Her words felt like a slap. “I thought you were my best friend,” I huffed angrily. “I thought you’d want me to be happy.”
“Daise,” she said somberly. “I do. That’s why I’m being honest with you.”
* * *
LATER THAT NIGHT, Jay tapped on my window again. I turned Jordan’s words over in my head, that Jay was not the kind of man I’d marry. Why would you give yourself away, just like that, to a soldier? I swallowed back a bitter taste rising in my throat. Now instead of anger, I felt doubt curling up inside of me, wondering if she was right.
Be good, Rosie had told me this morning. But wasn’t it good, to love a man for who he was, not what he was worth?
Jay tapped again, and I remembered how cold it was outside and ran to open the window.
“I missed you today,” Jay said, his voice husky. He climbed into my bedroom. A cold blast of air entered my room with him, and I shivered. He quickly shut the window, and then he clung to me, kissed my hair. I turned warm again. The heat of his lips radiated across my head, and my face turned hot. Jordan’s words faded away.
“I can’t stand being apart from you,” I said, standing up on my toes to kiss his mouth. He hesitated, then pulled back from me a little. “Jay…? What is it?” My heart thrummed with what I suddenly knew he was about to say.
He pulled me toward him again, kissed my forehead gently. “Daisy, Daisy,” he said my name softly, stringing out the letters like he was singing me a song. “I’m leaving in the morning.”
I’d known it was coming. Known since I’d met him. But still, hearing him say it out loud now felt like a punch, and I could barely breathe. He could not leave me. And so soon. How could he leave me so soon?
“Come to New York,” he said, his words tumbling out in a rush. “We can see the city together and get married there before I ship out at the end of January. You know I can’t offer you much now. But after the war, I’ll work hard, make a good life for us.”
I closed my eyes and tried to imagine myself there, walking the streets with Jay. I’d been to Chicago before but never to New York. Even Chicago was so big, it made me feel small, anonymous. In Louisville everyone knew Daisy Fay, but in a big city, I could be anyone. I could be no one at all.
“I don’t know,” I said softly. What would Daddy say if I just left, like this? Worse, what would Daddy do? Jay didn’t have money, or a family name. As he said once, he only had himself to offer me. I loved him, I did. But Jordan’s words echoed in my head again: he’s not the kind of man you’ll marry. “I want to. I really do, but…”
“I’m not good enough for you,” Jay said softly.
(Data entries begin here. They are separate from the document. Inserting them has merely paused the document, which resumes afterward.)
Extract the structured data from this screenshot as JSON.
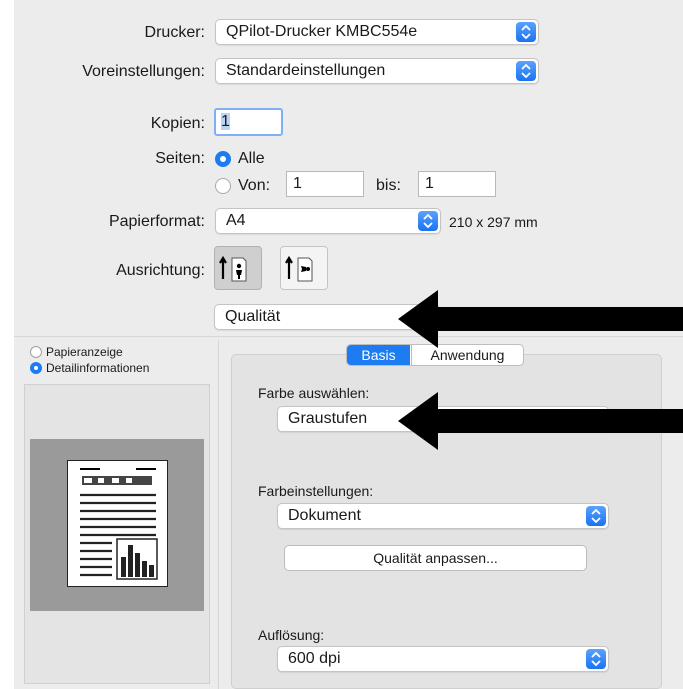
{
  "printer": {
    "label": "Drucker:",
    "value": "QPilot-Drucker KMBC554e"
  },
  "presets": {
    "label": "Voreinstellungen:",
    "value": "Standardeinstellungen"
  },
  "copies": {
    "label": "Kopien:",
    "value": "1"
  },
  "pages": {
    "label": "Seiten:",
    "all_label": "Alle",
    "from_label": "Von:",
    "from_value": "1",
    "to_label": "bis:",
    "to_value": "1",
    "selected": "Alle"
  },
  "paper": {
    "label": "Papierformat:",
    "value": "A4",
    "size_text": "210 x 297 mm"
  },
  "orientation": {
    "label": "Ausrichtung:",
    "selected": "portrait"
  },
  "section_popup": {
    "value": "Qualität"
  },
  "preview_options": {
    "option1": "Papieranzeige",
    "option2": "Detailinformationen",
    "selected": "Detailinformationen"
  },
  "tabs": {
    "basis": "Basis",
    "anwendung": "Anwendung",
    "active": "Basis"
  },
  "color_select": {
    "label": "Farbe auswählen:",
    "value": "Graustufen"
  },
  "color_settings": {
    "label": "Farbeinstellungen:",
    "value": "Dokument"
  },
  "quality_button": {
    "label": "Qualität anpassen..."
  },
  "resolution": {
    "label": "Auflösung:",
    "value": "600 dpi"
  },
  "colors": {
    "accent": "#1d7cf2",
    "annotation_arrow": "#000000"
  }
}
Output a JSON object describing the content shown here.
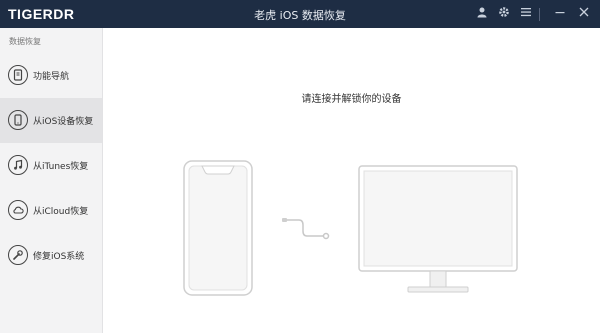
{
  "titlebar": {
    "logo": "TIGERDR",
    "title": "老虎 iOS 数据恢复",
    "icons": [
      "user-icon",
      "settings-icon",
      "menu-icon",
      "minimize-icon",
      "close-icon"
    ]
  },
  "sidebar": {
    "header": "数据恢复",
    "items": [
      {
        "label": "功能导航",
        "icon": "navigation-icon",
        "active": false
      },
      {
        "label": "从iOS设备恢复",
        "icon": "phone-icon",
        "active": true
      },
      {
        "label": "从iTunes恢复",
        "icon": "music-note-icon",
        "active": false
      },
      {
        "label": "从iCloud恢复",
        "icon": "cloud-icon",
        "active": false
      },
      {
        "label": "修复iOS系统",
        "icon": "wrench-icon",
        "active": false
      }
    ]
  },
  "main": {
    "prompt": "请连接并解锁你的设备"
  },
  "colors": {
    "titlebar_bg": "#1e2d44",
    "sidebar_bg": "#f3f3f4",
    "active_item_bg": "#e3e3e5",
    "illustration_stroke": "#cfcfcf"
  }
}
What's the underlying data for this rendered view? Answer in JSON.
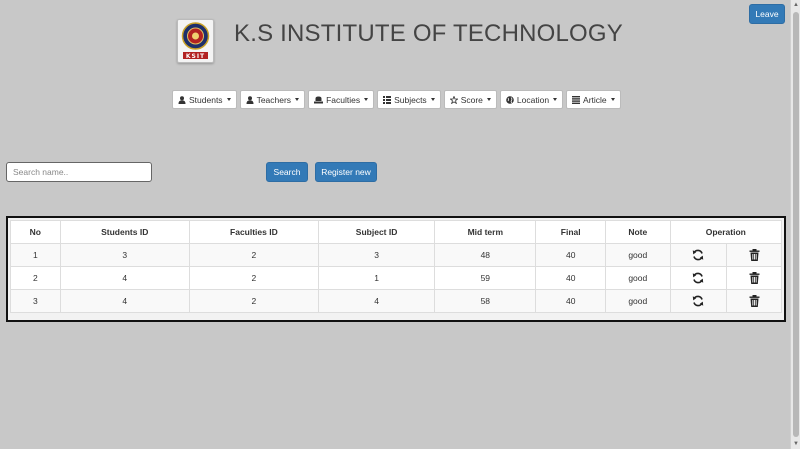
{
  "header": {
    "title": "K.S INSTITUTE OF TECHNOLOGY",
    "logo_text": "KSIT",
    "leave_label": "Leave"
  },
  "nav": [
    {
      "label": "Students",
      "icon": "user-icon"
    },
    {
      "label": "Teachers",
      "icon": "user-icon"
    },
    {
      "label": "Faculties",
      "icon": "hat-icon"
    },
    {
      "label": "Subjects",
      "icon": "list-icon"
    },
    {
      "label": "Score",
      "icon": "star-icon"
    },
    {
      "label": "Location",
      "icon": "globe-icon"
    },
    {
      "label": "Article",
      "icon": "align-icon"
    }
  ],
  "search": {
    "placeholder": "Search name..",
    "value": "",
    "search_label": "Search",
    "register_label": "Register new"
  },
  "table": {
    "headers": [
      "No",
      "Students ID",
      "Faculties ID",
      "Subject ID",
      "Mid term",
      "Final",
      "Note",
      "Operation"
    ],
    "rows": [
      {
        "no": "1",
        "student_id": "3",
        "faculty_id": "2",
        "subject_id": "3",
        "mid_term": "48",
        "final": "40",
        "note": "good"
      },
      {
        "no": "2",
        "student_id": "4",
        "faculty_id": "2",
        "subject_id": "1",
        "mid_term": "59",
        "final": "40",
        "note": "good"
      },
      {
        "no": "3",
        "student_id": "4",
        "faculty_id": "2",
        "subject_id": "4",
        "mid_term": "58",
        "final": "40",
        "note": "good"
      }
    ],
    "operation_icons": [
      "refresh-icon",
      "trash-icon"
    ]
  },
  "colors": {
    "background": "#c8c8c8",
    "primary": "#337ab7",
    "table_border": "#111111"
  }
}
“No!” I put my hand to his cheek and stroked his face gently. “Don’t say that, Jay. You must never say that.” But I felt an ache in my chest, an unfamiliar feeling of worry about my future. “It’s not that at all. It’s that… Rose is gone. I can’t just leave without saying good-bye.” That much was true. If I were going to follow Jay, marry Jay, I would not just abandon my sister without even an explanation. I’d promised her we would decorate the Christmas tree and I’d water her lettuce while she was away. “I’ll come to New York,” I promised him. “I’ll marry you. But after Christmas. I need to stay here to have Christmas with Rose.”
In response Jay held my cheeks in his hands, pulled my face in closer to his, and kissed me. It was a hard kiss, a hungry kiss. A kiss that seemed to make a promise I wasn’t sure that Jay could keep—that he alone would take care of me. That he loved me enough that anything was possible.
* * *
I HAD NEVER known what it was like to need someone, to feel a physical sensation of emptiness without someone. But once Jay was gone, I felt this hollow, this relentless pain in my stomach. It was hard to breathe and it was hard to eat, and I picked at my food during enough meals that Mother threatened to call Dr. Simms.
A week after Jay left, Jordan came over. Mother must’ve summoned her because she’d spent the whole evening before worrying I truly was ill when I refused to attend the Hillets’ winter ball, which I always loved. The following day, Mother announced she was going to have lunch across the river in Jeffersonville with her old aunt. And then, Jordan was here. She lay across my bed with me, stroking back my hair as I cried. She truly was the best friend I’d ever had, and I felt guilty now that I’d ever been cross with her.